If you’ve been paying attention to the nationwide narcotic catastrophe that is now claiming 142 lives every day (and seems to be getting worse), you may be shaking your head in disbelief. If so, it is not without reason. The idea that slapping three-day caps on Vicodin and Percocet prescriptions will in any way decrease overdose deaths is so supernaturally stupid that no one could really believe this nonsense anymore, right? No, wrong.
According to a new article in the Charleston Gazette-Mail, the faulty premise of controlling the overdose dilemma by restricting pain medications is still pervasive throughout the country. So much so that there are now 17 states that have passed laws limiting the number of days of opioid prescriptions, the total number of pills, and the maximum dose, with the goal of putting the breaks on an unprecedented epidemic of overdose deaths. How’s that working out? Exactly as you would predict—terribly.
Before I discuss the foolish actions that are blindly being implemented by regulators and legislators and how badly they are failing, we need to first understand the real causes of today’s opioid catastrophe. Because without a clear understanding of the problem, even a rational plan of attack – let alone a solution – will be impossible. Unfortunately, there is little evidence that public health officials understand what is really going on, which is why we keep hearing the same illogical and hackneyed responses over and over. Here’s the real story.
Today’s opioid overdose crisis began in force in 2010 (Figure 1), in what was a quintessential example of the law of unintended consequences. After years of research, Purdue Pharma finally discovered a new formulation for OxyContin—a significant driver of opioid addiction since its introduction in 1996. The new formulation was difficult to abuse; when users tried to grind up the pills so the drug could be smoked, snorted, or injected it turned into a gum instead of a powder as it had before.

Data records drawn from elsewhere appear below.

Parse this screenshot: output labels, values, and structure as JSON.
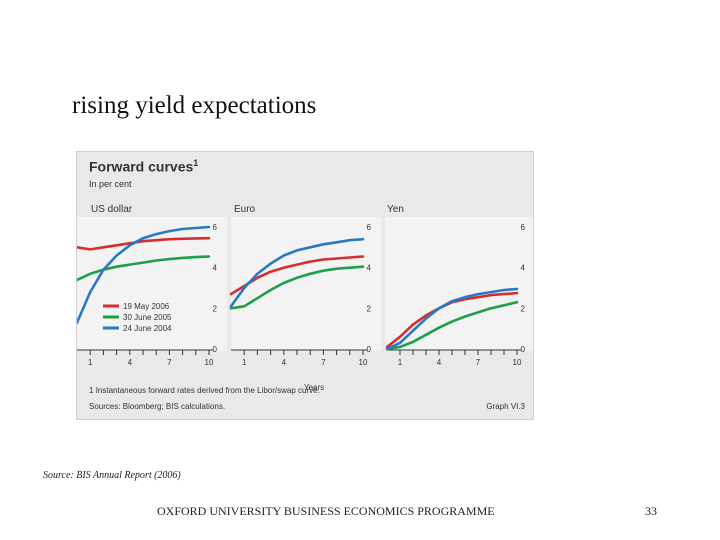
{
  "slide": {
    "title": "rising yield expectations",
    "source_label": "Source:",
    "source_text": "BIS Annual Report (2006)",
    "footer": "OXFORD UNIVERSITY BUSINESS ECONOMICS PROGRAMME",
    "page_number": "33"
  },
  "chart_data": {
    "type": "line",
    "title": "Forward curves",
    "title_footnote_marker": "1",
    "subtitle": "In per cent",
    "xlabel": "Years",
    "x_ticks": [
      1,
      4,
      7,
      10
    ],
    "ylim": [
      0,
      6
    ],
    "y_ticks": [
      0,
      2,
      4,
      6
    ],
    "legend": [
      {
        "name": "19 May 2006",
        "color": "#d62d2d"
      },
      {
        "name": "30 June 2005",
        "color": "#1f9e4a"
      },
      {
        "name": "24 June 2004",
        "color": "#2a78c8"
      }
    ],
    "panels": [
      {
        "name": "US dollar",
        "series": [
          {
            "name": "19 May 2006",
            "x": [
              0,
              1,
              2,
              3,
              4,
              5,
              6,
              7,
              8,
              9,
              10
            ],
            "values": [
              5.0,
              4.9,
              5.0,
              5.1,
              5.2,
              5.3,
              5.35,
              5.4,
              5.42,
              5.44,
              5.45
            ]
          },
          {
            "name": "30 June 2005",
            "x": [
              0,
              1,
              2,
              3,
              4,
              5,
              6,
              7,
              8,
              9,
              10
            ],
            "values": [
              3.4,
              3.7,
              3.9,
              4.05,
              4.15,
              4.25,
              4.35,
              4.42,
              4.48,
              4.52,
              4.55
            ]
          },
          {
            "name": "24 June 2004",
            "x": [
              0,
              1,
              2,
              3,
              4,
              5,
              6,
              7,
              8,
              9,
              10
            ],
            "values": [
              1.3,
              2.8,
              3.9,
              4.6,
              5.1,
              5.45,
              5.65,
              5.8,
              5.9,
              5.95,
              6.0
            ]
          }
        ]
      },
      {
        "name": "Euro",
        "series": [
          {
            "name": "19 May 2006",
            "x": [
              0,
              1,
              2,
              3,
              4,
              5,
              6,
              7,
              8,
              9,
              10
            ],
            "values": [
              2.7,
              3.1,
              3.5,
              3.8,
              4.0,
              4.15,
              4.3,
              4.4,
              4.45,
              4.5,
              4.55
            ]
          },
          {
            "name": "30 June 2005",
            "x": [
              0,
              1,
              2,
              3,
              4,
              5,
              6,
              7,
              8,
              9,
              10
            ],
            "values": [
              2.0,
              2.1,
              2.5,
              2.9,
              3.25,
              3.5,
              3.7,
              3.85,
              3.95,
              4.0,
              4.05
            ]
          },
          {
            "name": "24 June 2004",
            "x": [
              0,
              1,
              2,
              3,
              4,
              5,
              6,
              7,
              8,
              9,
              10
            ],
            "values": [
              2.1,
              3.0,
              3.7,
              4.2,
              4.6,
              4.85,
              5.0,
              5.15,
              5.25,
              5.35,
              5.4
            ]
          }
        ]
      },
      {
        "name": "Yen",
        "series": [
          {
            "name": "19 May 2006",
            "x": [
              0,
              1,
              2,
              3,
              4,
              5,
              6,
              7,
              8,
              9,
              10
            ],
            "values": [
              0.1,
              0.6,
              1.2,
              1.65,
              2.0,
              2.3,
              2.45,
              2.55,
              2.65,
              2.7,
              2.75
            ]
          },
          {
            "name": "30 June 2005",
            "x": [
              0,
              1,
              2,
              3,
              4,
              5,
              6,
              7,
              8,
              9,
              10
            ],
            "values": [
              0.0,
              0.1,
              0.35,
              0.7,
              1.05,
              1.35,
              1.6,
              1.8,
              2.0,
              2.15,
              2.3
            ]
          },
          {
            "name": "24 June 2004",
            "x": [
              0,
              1,
              2,
              3,
              4,
              5,
              6,
              7,
              8,
              9,
              10
            ],
            "values": [
              0.0,
              0.3,
              0.9,
              1.5,
              2.0,
              2.35,
              2.55,
              2.7,
              2.8,
              2.9,
              2.95
            ]
          }
        ]
      }
    ],
    "footnote": "Instantaneous forward rates derived from the Libor/swap curve.",
    "footnote_marker": "1",
    "sources": "Sources: Bloomberg; BIS calculations.",
    "graph_id": "Graph VI.3"
  }
}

Grinding up OxyContin before and after reformulation. Prior to 2010, the pill was easy to grind up, which defeated its time-release formulation, to give as much as 80 mg (16 Percocet pills) of pure oxycodone, which could be snorted, smoked or injected. The new formulation changed that. Photo: Popular Science
Figure 1 (below) shows a clear inverse relationship between the availability of abusable OxyContin and the subsequent mad rush to heroin—a fact that the press, the CDC, and many politicians either don’t understand or, choose to ignore. This is beyond obvious. Simply look at the red arrows on both graphs. As OxyContin use dropped (left) heroin overdose deaths soared (right). This relationship is indisputable. Although pre-2010 OxyContin played a significant part in creating a huge population of opioid addicts, it could be argued that the improvement of the pill inadvertently did even more damage. Addicts could no longer get the pure oxycodone they needed and promptly switched to heroin. This switch marked the beginning of the unprecedented surge in heroin (now fentanyl) deaths that now appear on the news almost every day.